"Une caricature du régime au plus haut niveau"

C’est la dernière chance pour Yves Leterme qui devient pour la deuxième fois Premier ministre. L’homme va devoir faire ses preuves. Il n’existe plus de chemin de retour. C’est en tous cas ce qu’estiment de nombreux éditorialistes flamands ce mercredi matin.

"Peut-être bien la bonne personne au bon moment"

La rue de la loi ne peut vraiment plus se permettre de fermer les yeux sur le problème de la scission de Bruxelles-Hal-Vilvorde, selon Wim Van de Velden, du quotidien De Tijd. C’est donc une bonne chose d’avoir confié le dossier au plombier Jean-Luc Dehaene. Yves Leterme et son gouvernement pourront ainsi se concentrer sur les dossiers socio-économiques, tels que le déficit budgétaire. Le comptable Leterme est donc peut-être bien la bonne personne au bon moment.

"Un Premier ministre sur béquilles"

Pour Liesbeth Van Impe du Nieuwsblad, le CD&V a tout fait afin de limiter les dégâts pour Yves Leterme. Wilfried Martens a dû d’abord explorer le terrain. Jean-Luc Dehaene doit à présent gérer le dossier explosif de BHV. Le CD&V a de cette manière presque créé une caricature du régime au plus haut niveau. La tâche principale reste toutefois de traîner ce gouvernement jusqu’aux prochaines élections de 2011. Une mission possible, même avec un Premier ministre en béquilles.

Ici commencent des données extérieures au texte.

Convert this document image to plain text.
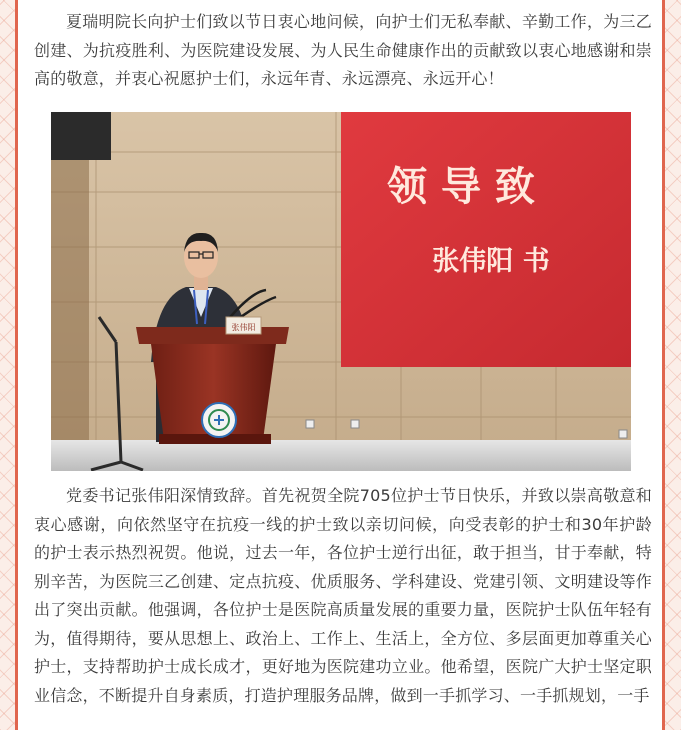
夏瑞明院长向护士们致以节日衷心地问候，向护士们无私奉献、辛勤工作，为三乙创建、为抗疫胜利、为医院建设发展、为人民生命健康作出的贡献致以衷心地感谢和崇高的敬意，并衷心祝愿护士们，永远年青、永远漂亮、永远开心！

领 导 致
张伟阳 书
张伟阳

党委书记张伟阳深情致辞。首先祝贺全院705位护士节日快乐，并致以崇高敬意和衷心感谢，向依然坚守在抗疫一线的护士致以亲切问候，向受表彰的护士和30年护龄的护士表示热烈祝贺。他说，过去一年，各位护士逆行出征，敢于担当，甘于奉献，特别辛苦，为医院三乙创建、定点抗疫、优质服务、学科建设、党建引领、文明建设等作出了突出贡献。他强调，各位护士是医院高质量发展的重要力量，医院护士队伍年轻有为，值得期待，要从思想上、政治上、工作上、生活上，全方位、多层面更加尊重关心护士，支持帮助护士成长成才，更好地为医院建功立业。他希望，医院广大护士坚定职业信念，不断提升自身素质，打造护理服务品牌，做到一手抓学习、一手抓规划，一手
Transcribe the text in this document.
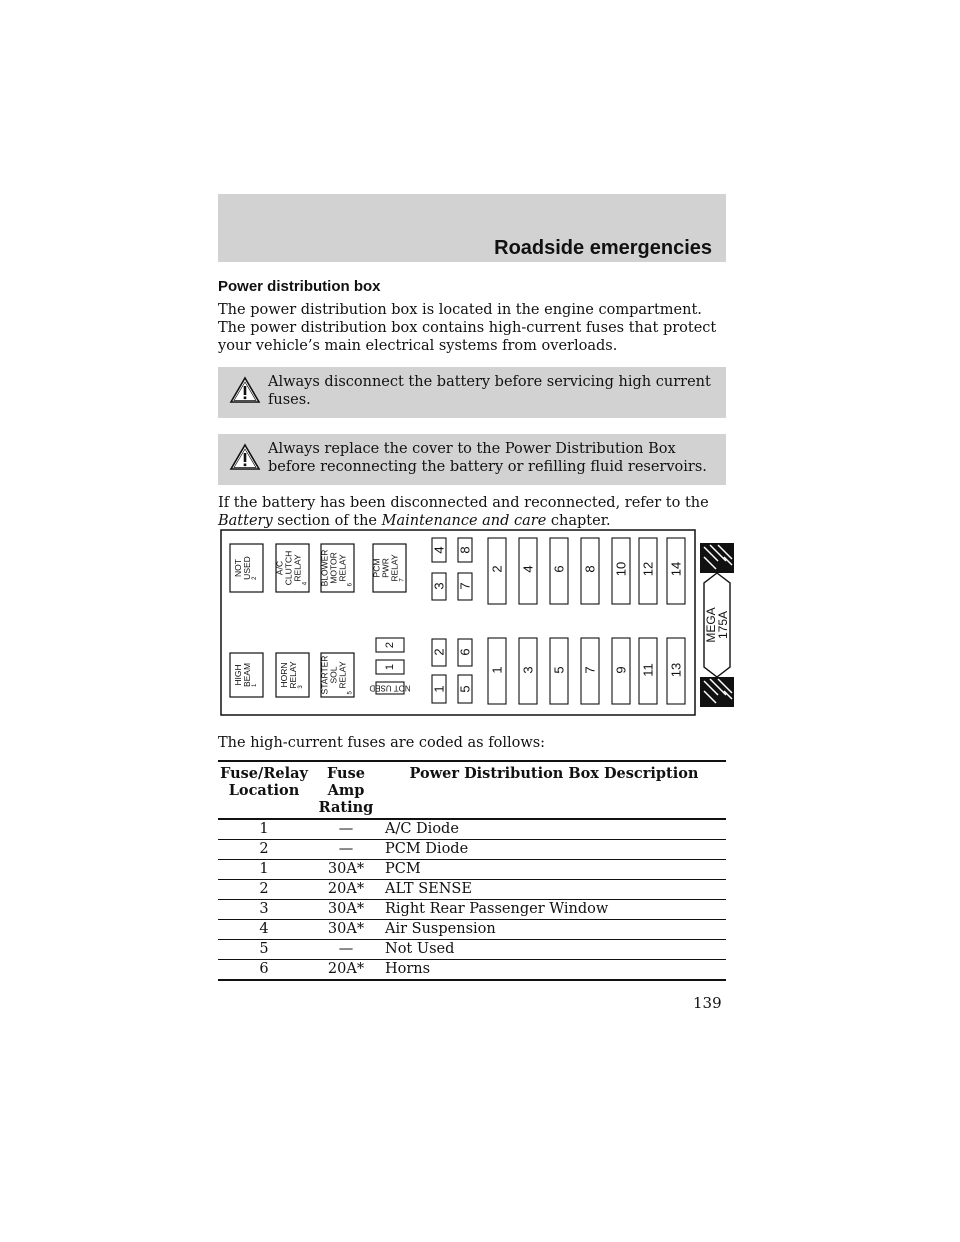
Roadside emergencies
Power distribution box

The power distribution box is located in the engine compartment. The power distribution box contains high-current fuses that protect your vehicle’s main electrical systems from overloads.

Always disconnect the battery before servicing high current fuses.
Always replace the cover to the Power Distribution Box before reconnecting the battery or refilling fluid reservoirs.

If the battery has been disconnected and reconnected, refer to the Battery section of the Maintenance and care chapter.

NOT USED 2
A/C CLUTCH RELAY
4 BLOWER MOTOR RELAY
6
PCM PWR RELAY 7
HIGH BEAM 1 HORN RELAY 3 STARTER SOL RELAY
5
2
1
NOT USED
3
4
7
8
1
2
5
6
2 4 6 8 10 12 14
1 3 5 7 9 11 13
MEGA
175A
The high-current fuses are coded as follows:
Fuse/Relay Location	Fuse Amp Rating	Power Distribution Box Description
1	—	A/C Diode
2	—	PCM Diode
1	30A*	PCM
2	20A*	ALT SENSE
3	30A*	Right Rear Passenger Window
4	30A*	Air Suspension
5	—	Not Used
6	20A*	Horns
139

"Que font les francophones ?"

Le quotidien De Standaard s’attarde pour sa part sur la fonction attribuée à Jean-Luc Dehaene. Pour Bart Sturtewagen, le fait que Dehaene soit prêt à mener de telles négociations renforce l’espoir d’un déminage définitif du dossier BHV. La question de la position des francophones sur le sujet demeure toutefois sans réponse. Le PS obtient en tous cas l’opportunité de diviser le MR et le FDF.

"C’est sa dernière chance"

Selon l’analyse d’Yves Desmet, éditorialiste du quotidien De Morgen, le scénario impliquant Dehaene permet à Leterme de démarrer calmement. Dehaene ne devra faire une proposition qu’au printemps prochain. Ce n’est qu’à ce moment là qu’Yves Leterme devra prouver qu’il dispose de talent diplomatique et de courage politique pour faire passer cette proposition dans son gouvernement. C’est sa dernière chance.

"Pas de chemin de retour"

Pour Het Laatste Nieuws, aucun autre homme politique n’a eu autant d’œufs posés sous lui qu’Yves Leterme. Selon Luc Van der Kelen, il va devoir se débrouiller seul, car un Premier ministre de formation doit faire ce qu’il doit faire, et ne doit pas passer les dossiers dangereux aux autres. Le moment de vérité arrive à Pâques. Il n’y a désormais pas de chemin de retour.